Light pulses are a perfect tool for studies of ultrafast dynamic processes in nature. In our laboratories we use the terahertz waves to study the behavior of materials on a very fast time scale – vibrations in biological molecules, motion of electrons in semiconductors and polymers, and behavior of charges in such liquids as watter.
Terahertz waves are extremely promising for nondestructive analysis in advanced materials, including many types of composites and layered structures. More over, terahertz light can penetrate clothing and packing materials, and can identify dangerous chemicals, such as explosives. In our group develop imaging and sensing technologies using light at terahertz frequencies.

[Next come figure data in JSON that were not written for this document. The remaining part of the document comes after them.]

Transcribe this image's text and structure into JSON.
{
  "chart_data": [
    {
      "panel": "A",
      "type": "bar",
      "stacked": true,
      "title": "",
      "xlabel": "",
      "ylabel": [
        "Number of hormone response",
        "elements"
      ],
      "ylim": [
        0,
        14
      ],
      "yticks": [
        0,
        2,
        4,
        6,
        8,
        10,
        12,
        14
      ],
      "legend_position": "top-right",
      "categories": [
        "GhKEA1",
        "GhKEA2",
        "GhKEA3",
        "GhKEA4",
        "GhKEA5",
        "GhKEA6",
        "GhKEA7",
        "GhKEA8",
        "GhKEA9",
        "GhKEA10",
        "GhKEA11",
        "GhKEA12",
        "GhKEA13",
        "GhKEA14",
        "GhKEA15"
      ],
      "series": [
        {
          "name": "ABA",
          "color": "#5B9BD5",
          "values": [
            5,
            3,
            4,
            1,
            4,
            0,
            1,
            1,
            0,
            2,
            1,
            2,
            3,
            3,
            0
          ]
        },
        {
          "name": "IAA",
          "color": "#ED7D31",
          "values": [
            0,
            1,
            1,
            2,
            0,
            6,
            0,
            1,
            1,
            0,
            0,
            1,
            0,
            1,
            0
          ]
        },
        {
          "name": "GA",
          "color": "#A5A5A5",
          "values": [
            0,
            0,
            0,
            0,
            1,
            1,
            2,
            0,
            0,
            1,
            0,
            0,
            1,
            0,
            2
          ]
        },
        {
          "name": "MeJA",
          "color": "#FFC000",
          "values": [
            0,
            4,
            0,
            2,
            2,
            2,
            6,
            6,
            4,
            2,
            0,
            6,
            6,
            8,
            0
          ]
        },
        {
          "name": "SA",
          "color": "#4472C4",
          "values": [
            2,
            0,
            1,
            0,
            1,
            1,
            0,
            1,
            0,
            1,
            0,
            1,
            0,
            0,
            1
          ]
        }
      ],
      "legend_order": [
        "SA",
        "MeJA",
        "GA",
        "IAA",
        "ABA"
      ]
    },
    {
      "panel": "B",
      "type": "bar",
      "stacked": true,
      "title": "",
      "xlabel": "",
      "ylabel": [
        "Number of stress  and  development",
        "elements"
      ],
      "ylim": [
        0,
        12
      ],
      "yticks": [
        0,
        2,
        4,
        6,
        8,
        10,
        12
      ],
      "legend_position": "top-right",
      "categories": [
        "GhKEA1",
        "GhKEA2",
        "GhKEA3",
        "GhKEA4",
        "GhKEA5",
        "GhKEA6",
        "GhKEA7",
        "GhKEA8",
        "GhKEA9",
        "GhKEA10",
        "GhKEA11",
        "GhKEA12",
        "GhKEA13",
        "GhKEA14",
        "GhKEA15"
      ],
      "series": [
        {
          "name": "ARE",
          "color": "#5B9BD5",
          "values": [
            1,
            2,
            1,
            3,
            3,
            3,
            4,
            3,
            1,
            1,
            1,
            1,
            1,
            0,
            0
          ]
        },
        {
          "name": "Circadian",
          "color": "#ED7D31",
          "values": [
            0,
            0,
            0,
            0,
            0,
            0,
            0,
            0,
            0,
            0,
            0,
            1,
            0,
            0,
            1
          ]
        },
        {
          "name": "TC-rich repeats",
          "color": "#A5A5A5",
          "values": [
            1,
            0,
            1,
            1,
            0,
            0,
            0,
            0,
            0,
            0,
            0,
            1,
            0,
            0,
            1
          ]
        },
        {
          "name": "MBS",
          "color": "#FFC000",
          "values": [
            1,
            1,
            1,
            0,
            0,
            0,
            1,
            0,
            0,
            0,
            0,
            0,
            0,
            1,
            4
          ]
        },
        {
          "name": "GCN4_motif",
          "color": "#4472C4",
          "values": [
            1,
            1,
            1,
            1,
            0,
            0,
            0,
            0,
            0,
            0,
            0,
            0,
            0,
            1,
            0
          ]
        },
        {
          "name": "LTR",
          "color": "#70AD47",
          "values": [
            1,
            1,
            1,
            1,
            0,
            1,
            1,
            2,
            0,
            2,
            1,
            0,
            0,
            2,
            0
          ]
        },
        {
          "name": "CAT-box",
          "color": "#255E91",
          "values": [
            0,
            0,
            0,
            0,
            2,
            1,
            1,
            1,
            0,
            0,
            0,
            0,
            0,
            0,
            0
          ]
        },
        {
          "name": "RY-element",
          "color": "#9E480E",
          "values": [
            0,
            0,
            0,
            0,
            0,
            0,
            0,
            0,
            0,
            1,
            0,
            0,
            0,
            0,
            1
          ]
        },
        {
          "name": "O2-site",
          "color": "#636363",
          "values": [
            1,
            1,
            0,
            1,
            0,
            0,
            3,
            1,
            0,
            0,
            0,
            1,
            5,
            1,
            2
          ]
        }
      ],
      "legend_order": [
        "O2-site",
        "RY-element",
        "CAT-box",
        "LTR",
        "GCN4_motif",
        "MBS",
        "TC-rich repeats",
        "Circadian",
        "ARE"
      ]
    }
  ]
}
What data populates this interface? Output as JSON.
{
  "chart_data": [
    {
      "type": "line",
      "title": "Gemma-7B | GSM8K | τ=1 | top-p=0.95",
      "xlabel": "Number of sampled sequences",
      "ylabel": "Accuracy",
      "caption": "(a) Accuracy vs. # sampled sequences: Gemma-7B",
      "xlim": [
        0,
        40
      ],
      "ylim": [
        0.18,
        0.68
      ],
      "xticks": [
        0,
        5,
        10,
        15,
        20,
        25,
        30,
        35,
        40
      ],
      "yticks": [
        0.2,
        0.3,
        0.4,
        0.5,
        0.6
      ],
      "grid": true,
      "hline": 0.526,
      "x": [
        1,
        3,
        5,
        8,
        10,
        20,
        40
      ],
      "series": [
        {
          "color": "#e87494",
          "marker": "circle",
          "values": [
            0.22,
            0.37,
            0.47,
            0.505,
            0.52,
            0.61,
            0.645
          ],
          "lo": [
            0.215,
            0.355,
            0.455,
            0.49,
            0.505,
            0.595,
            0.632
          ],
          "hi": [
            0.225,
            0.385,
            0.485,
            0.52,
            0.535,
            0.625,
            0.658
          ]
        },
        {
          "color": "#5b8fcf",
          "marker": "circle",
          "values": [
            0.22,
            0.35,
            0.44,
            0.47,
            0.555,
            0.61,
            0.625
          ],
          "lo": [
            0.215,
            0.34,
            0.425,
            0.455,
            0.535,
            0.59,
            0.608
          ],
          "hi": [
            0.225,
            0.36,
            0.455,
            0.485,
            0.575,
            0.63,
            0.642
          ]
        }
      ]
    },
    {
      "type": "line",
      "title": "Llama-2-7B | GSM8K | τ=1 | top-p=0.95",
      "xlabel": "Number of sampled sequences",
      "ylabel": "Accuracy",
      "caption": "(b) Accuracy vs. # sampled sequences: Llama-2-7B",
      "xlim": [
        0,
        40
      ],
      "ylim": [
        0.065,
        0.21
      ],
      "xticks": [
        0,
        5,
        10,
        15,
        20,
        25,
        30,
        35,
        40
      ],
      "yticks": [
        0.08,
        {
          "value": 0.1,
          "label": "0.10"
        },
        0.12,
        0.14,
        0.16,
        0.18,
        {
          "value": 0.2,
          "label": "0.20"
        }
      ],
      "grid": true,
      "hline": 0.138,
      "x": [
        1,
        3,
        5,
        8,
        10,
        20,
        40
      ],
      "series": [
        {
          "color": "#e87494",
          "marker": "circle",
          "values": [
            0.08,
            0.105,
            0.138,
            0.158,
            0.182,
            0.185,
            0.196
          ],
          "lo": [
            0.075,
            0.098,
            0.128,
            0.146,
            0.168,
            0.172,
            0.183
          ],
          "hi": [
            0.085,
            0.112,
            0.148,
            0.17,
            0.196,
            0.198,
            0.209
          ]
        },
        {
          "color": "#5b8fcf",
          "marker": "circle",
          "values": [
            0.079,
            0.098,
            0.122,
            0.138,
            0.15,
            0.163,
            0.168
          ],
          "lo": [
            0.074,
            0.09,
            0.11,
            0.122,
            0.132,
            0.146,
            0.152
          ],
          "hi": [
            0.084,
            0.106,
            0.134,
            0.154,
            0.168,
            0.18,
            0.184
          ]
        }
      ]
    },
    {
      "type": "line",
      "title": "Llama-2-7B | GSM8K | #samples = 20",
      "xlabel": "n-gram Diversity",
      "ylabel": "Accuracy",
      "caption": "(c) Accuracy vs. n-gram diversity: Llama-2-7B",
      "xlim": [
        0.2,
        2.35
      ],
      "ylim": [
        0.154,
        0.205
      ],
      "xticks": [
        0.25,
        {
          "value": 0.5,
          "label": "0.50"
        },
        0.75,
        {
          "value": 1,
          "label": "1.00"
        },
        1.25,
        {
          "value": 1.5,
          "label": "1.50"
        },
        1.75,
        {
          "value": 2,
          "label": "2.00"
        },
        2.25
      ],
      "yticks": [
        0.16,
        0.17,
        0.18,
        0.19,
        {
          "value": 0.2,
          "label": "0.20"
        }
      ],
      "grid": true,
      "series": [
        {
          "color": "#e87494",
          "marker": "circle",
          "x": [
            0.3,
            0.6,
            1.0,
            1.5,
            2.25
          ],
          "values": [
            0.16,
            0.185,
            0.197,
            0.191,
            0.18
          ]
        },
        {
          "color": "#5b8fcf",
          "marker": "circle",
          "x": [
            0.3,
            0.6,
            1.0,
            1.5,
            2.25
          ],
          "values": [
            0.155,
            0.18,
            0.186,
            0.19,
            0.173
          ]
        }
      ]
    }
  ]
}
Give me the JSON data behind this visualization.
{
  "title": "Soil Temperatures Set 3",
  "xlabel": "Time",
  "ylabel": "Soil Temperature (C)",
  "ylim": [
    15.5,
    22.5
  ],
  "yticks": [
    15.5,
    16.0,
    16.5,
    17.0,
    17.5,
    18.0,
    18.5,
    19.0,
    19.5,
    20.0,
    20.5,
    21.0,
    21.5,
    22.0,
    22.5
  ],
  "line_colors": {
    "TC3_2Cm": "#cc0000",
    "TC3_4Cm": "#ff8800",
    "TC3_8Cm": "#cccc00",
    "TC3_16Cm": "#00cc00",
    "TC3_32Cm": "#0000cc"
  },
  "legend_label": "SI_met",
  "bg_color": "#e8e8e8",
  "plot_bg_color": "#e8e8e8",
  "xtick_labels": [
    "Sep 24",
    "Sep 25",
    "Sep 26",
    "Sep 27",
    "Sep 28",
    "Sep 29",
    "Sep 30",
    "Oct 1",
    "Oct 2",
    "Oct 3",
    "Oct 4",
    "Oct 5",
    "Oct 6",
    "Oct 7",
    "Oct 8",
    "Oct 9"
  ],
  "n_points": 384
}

The terahertz frequency range has high potential for use in communications at ultrahigh speed. At DTU Fotonik we develop terahertz photonic crystal fibers for communication and medical application. We also investigate properties of various terahertz waveguides.
We develop the Optical Coherence Tomography (OCT) imaging technique for different application areas both within and outside the biomedical field. This non-invasive optical imaging technique is based on the use of a broadband near-infrared light source and low-coherent interferometry. It allows real-time 2D and 3D visualization of the internal structure of highly scattering materials (fx biological tissue) with micrometer resolution and millimeter penetration depth. Our main current focus in terms of application areas of OCT are within developmental biology (heart development studies), experimental lung research, ophthalmology, and non-destructive testing (NDT).
Furthermore, we are developing our invented and patented GPC-platform to be used in a number of applications requiring spatio-temporal light-beam encoding such as the generation of multiple beam optical trapping and manipulation, optical encryption or phase-visualization applications like wavefront sensing. Recently, an all-optical biophotonics workstation has been developed on this research platform.